Isso, primeira providência: jogar Nietzsche fora.

(ei, este post serviu para alguma coisa!)

Comments
10 Responses to “Ficções”
  1. marcos disse:

    Cara, acho que em certa parte do teu texto, tu te pergunta se antes surgiu o ovo ou a galinha.
    Digo isto, no sentido de que, se tu pegar uma metafísica como a de Heidegger ou até mesmo querer apelar para a psicanálise, tu vê que a relação com os entes, com os objetos, nunca é direta ou meramente empírica (isto é, ingênua). Tem sempre algo que tu transcende, preenche com significado, etc.
    Se tu concordar comigo até aqui, então a gente pode pegar os exemplos dos livros queimando e das tatuíras que tu foi matar para conseguir comer alguma coisa. Como tu acendeu o fogo? Como tu sabe que livros pegam fogo? Como tu descobriu um jeito de matar tatuíras? Daria até mesmo para se maravilhar com o fogo queimando e fazer um poema (que tosquera) ou fazer um quadro pós-moderno com as tripas (?) da tatuíra.
    Por um lado, tentando radicalizar um dos teus argumentos, eu diria que isso soa um pouco ao gordo Marx berrando: “vamos transformar o mundo!”.
    Por outro, concordo quando tu fala em superficialidade de certas histórias ou teorias. Tem que fazer algo que preste eque seja para inovar, transgredir.
    Que tu acha?

  2. Panorama of Endtimes disse:

    sabe, fabs, me parece que tu estás na crise da 11ª página. Eu tenho essa coisa de escrever coisas maravilhosas (ahan) até a 11ª página. Aí o texto seca, acaba, ou vira putaria desenfreada. Aí, morre. Me parece que tu estás sentindo isso: como ir daqui pra frente? o que é importante nisso que eu faço? O que eu faço tem sentido?
    Acho que o que tu tens que descobrir, ainda, que em qualquer nível de complexidade, o texto tem que ser interessante pra tí.
    Não é papo pra boi dormir, e sim, a única justificação que qualquer argumentação deve ter: o teu interesse nela.

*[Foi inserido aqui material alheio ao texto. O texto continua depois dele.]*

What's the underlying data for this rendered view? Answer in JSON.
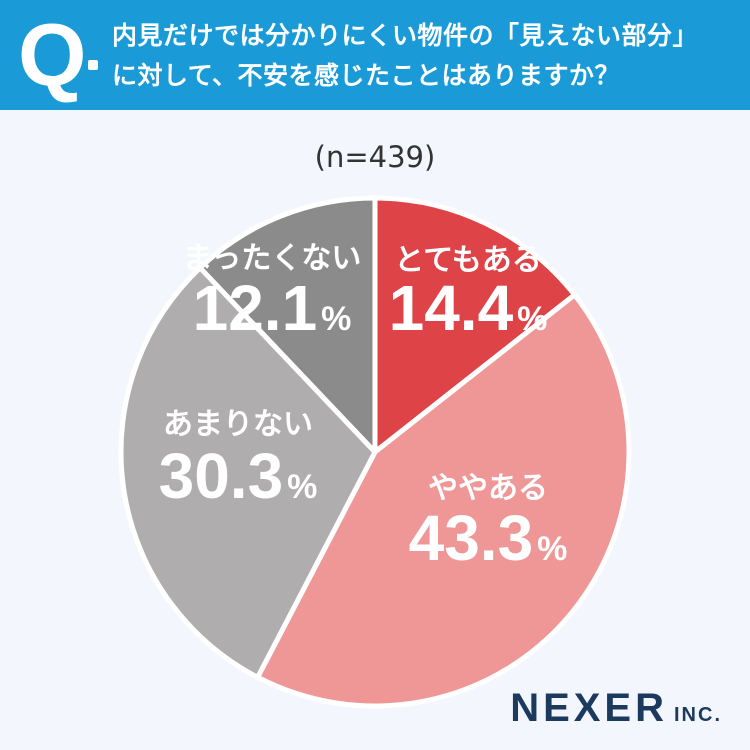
{
  "question": {
    "mark": "Q",
    "line1": "内見だけでは分かりにくい物件の「見えない部分」",
    "line2": "に対して、不安を感じたことはありますか？"
  },
  "sample_size": "(n=439)",
  "brand": {
    "name": "NEXER",
    "suffix": "INC."
  },
  "chart_data": {
    "type": "pie",
    "title": "",
    "slices": [
      {
        "label": "とてもある",
        "value": 14.4,
        "display": "14.4",
        "color": "#de4347",
        "text_color": "#ffffff"
      },
      {
        "label": "ややある",
        "value": 43.3,
        "display": "43.3",
        "color": "#ef9797",
        "text_color": "#ffffff"
      },
      {
        "label": "あまりない",
        "value": 30.3,
        "display": "30.3",
        "color": "#b0adae",
        "text_color": "#ffffff"
      },
      {
        "label": "まったくない",
        "value": 12.1,
        "display": "12.1",
        "color": "#8c8b8c",
        "text_color": "#ffffff"
      }
    ],
    "unit": "%",
    "start_angle_deg": 0,
    "direction": "clockwise"
  }
}
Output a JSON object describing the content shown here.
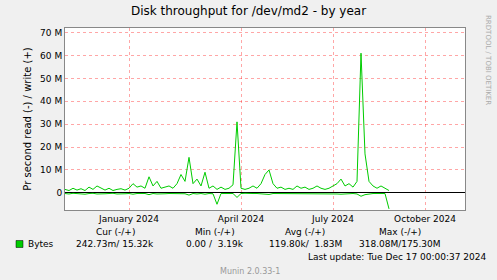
{
  "chart_data": {
    "type": "line",
    "title": "Disk throughput for /dev/md2 - by year",
    "y_label": "Pr second read (-) / write (+)",
    "categories": [
      null,
      null,
      null,
      null,
      null,
      null,
      null,
      null,
      null,
      null,
      null,
      null,
      null,
      null,
      null,
      null,
      "January 2024",
      null,
      null,
      null,
      null,
      null,
      null,
      null,
      null,
      null,
      null,
      null,
      null,
      null,
      null,
      null,
      null,
      null,
      null,
      null,
      null,
      null,
      null,
      null,
      null,
      null,
      null,
      null,
      "April 2024",
      null,
      null,
      null,
      null,
      null,
      null,
      null,
      null,
      null,
      null,
      null,
      null,
      null,
      null,
      null,
      null,
      null,
      null,
      null,
      null,
      null,
      null,
      "July 2024",
      null,
      null,
      null,
      null,
      null,
      null,
      null,
      null,
      null,
      null,
      null,
      null,
      null,
      null,
      null,
      null,
      null,
      null,
      null,
      null,
      null,
      null,
      "October 2024",
      null,
      null,
      null,
      null,
      null,
      null,
      null,
      null,
      null
    ],
    "series": [
      {
        "name": "Bytes",
        "color": "#00cc00",
        "values": [
          1500000,
          1000000,
          2000000,
          1200000,
          1800000,
          1000000,
          2500000,
          1500000,
          3000000,
          2000000,
          1200000,
          2000000,
          1000000,
          1500000,
          1800000,
          1200000,
          2000000,
          4000000,
          2500000,
          3000000,
          2000000,
          7000000,
          3000000,
          5000000,
          2000000,
          2500000,
          3000000,
          2000000,
          4000000,
          8000000,
          5000000,
          15500000,
          4000000,
          6000000,
          3000000,
          9000000,
          2000000,
          3000000,
          1500000,
          2500000,
          1500000,
          2000000,
          3500000,
          31000000,
          2000000,
          1500000,
          2000000,
          3000000,
          2000000,
          4000000,
          8000000,
          10000000,
          4000000,
          2000000,
          2500000,
          1500000,
          2000000,
          1500000,
          3000000,
          2000000,
          2500000,
          1500000,
          2000000,
          3000000,
          2000000,
          1500000,
          2000000,
          3000000,
          4000000,
          6000000,
          3000000,
          4000000,
          2500000,
          5000000,
          61000000,
          17000000,
          5000000,
          3000000,
          2000000,
          3000000,
          2000000,
          1000000,
          null,
          null,
          null,
          null,
          null,
          null,
          null,
          null,
          null,
          null,
          null,
          null,
          null,
          null,
          null,
          null,
          null,
          null
        ]
      },
      {
        "color": "#00cc00",
        "values": [
          -300000,
          -500000,
          -200000,
          -400000,
          -300000,
          -600000,
          -300000,
          -200000,
          -500000,
          -300000,
          -400000,
          -300000,
          -200000,
          -500000,
          -300000,
          -400000,
          -300000,
          -600000,
          -300000,
          -400000,
          -300000,
          -800000,
          -300000,
          -500000,
          -300000,
          -400000,
          -300000,
          -300000,
          -500000,
          -600000,
          -400000,
          -1000000,
          -300000,
          -500000,
          -300000,
          -600000,
          -300000,
          -400000,
          -5000000,
          -300000,
          -300000,
          -400000,
          -300000,
          -2000000,
          -300000,
          -200000,
          -400000,
          -300000,
          -300000,
          -500000,
          -600000,
          -700000,
          -300000,
          -300000,
          -400000,
          -200000,
          -300000,
          -300000,
          -400000,
          -300000,
          -300000,
          -200000,
          -400000,
          -300000,
          -300000,
          -200000,
          -300000,
          -400000,
          -500000,
          -600000,
          -400000,
          -500000,
          -300000,
          -500000,
          -1500000,
          -800000,
          -400000,
          -300000,
          -300000,
          -400000,
          -300000,
          -7000000,
          null,
          null,
          null,
          null,
          null,
          null,
          null,
          null,
          null,
          null,
          null,
          null,
          null,
          null,
          null,
          null,
          null,
          null
        ]
      }
    ],
    "ylim": [
      -7500000,
      72000000
    ],
    "yticks": [
      0,
      {
        "value": 10000000,
        "label": "10 M"
      },
      {
        "value": 20000000,
        "label": "20 M"
      },
      {
        "value": 30000000,
        "label": "30 M"
      },
      {
        "value": 40000000,
        "label": "40 M"
      },
      {
        "value": 50000000,
        "label": "50 M"
      },
      {
        "value": 60000000,
        "label": "60 M"
      },
      {
        "value": 70000000,
        "label": "70 M"
      }
    ],
    "grid": true,
    "summary": {
      "columns": [
        "Cur (-/+)",
        "Min (-/+)",
        "Avg (-/+)",
        "Max (-/+)"
      ],
      "values": [
        "242.73m/ 15.32k",
        "0.00 /  3.19k",
        "119.80k/  1.83M",
        "318.08M/175.30M"
      ],
      "last_update": "Last update: Tue Dec 17 00:00:37 2024",
      "version": "Munin 2.0.33-1",
      "watermark": "RRDTOOL / TOBI OETIKER"
    }
  }
}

  3. não acho que toda justificação tem um fundo egoísta, Tiago :)
    Respondendo ao Marcos.
    Eu não tenho nem idéia do que eu penso. Cada vez que eu tento dar minha opinião sobre estética o Wittgenstein se materializa do meu lado e começa a balançar a cabeça negativamente…

  4. Carlos disse:

    Como assim “chacota” por se auto-denominar filósofo???
    Juro que não entendi… Olha o respeito com a nossa ‘colega’!!!

    http://www.clicrbs.com.br/blog/jsp/default.jsp?source=DYNAMIC,blog.BlogDataServer,getBlog&uf=1&local=1&template=3948.dwt&section=Blogs&post=59296&blog=274&coldir=1&topo=3951.dwt

  5. direi apenas que lembro que essa menina tinha um apelido bem característico na época das fulltronics da vida.

  6. Tatiana disse:

    Cara, Porto Alegre e um antro. So numa cidade como aquela para certas coisas acontecerem e serem celebradas.

  7. marcos disse:

    POR FAVOR, pessoal! Parem um pouquinho de fazer qualquer coisa que vocês estão fazendo e vejam isso: http://www.youtube.com/watch?v=yDS2MwT7Ghs&feature=related . Curtam o raciocínio matemático-lógico-geográfico do cara. F-A-N-T-Á-S-T-I-C-O.

  8. Carlos disse:

    Isso não pode ser verdade!!!
    E a “filósofa” concorda… Tamo mal lá na PUC!!!

  9. “APROVEITAR ESTA DIALÉTICA DA DIFERENÇAM, NÉMN”

    resumo de tudo.

  10. Carlos disse:

    “Aproveitar esta dialética da diferença, némn” [2]

    SENSACIONAL!!!

    “Se não tem toda essa merda de religião católica, já muda tudo”

    ‘Ignorance is bliss’, apud RAMONE, Joey.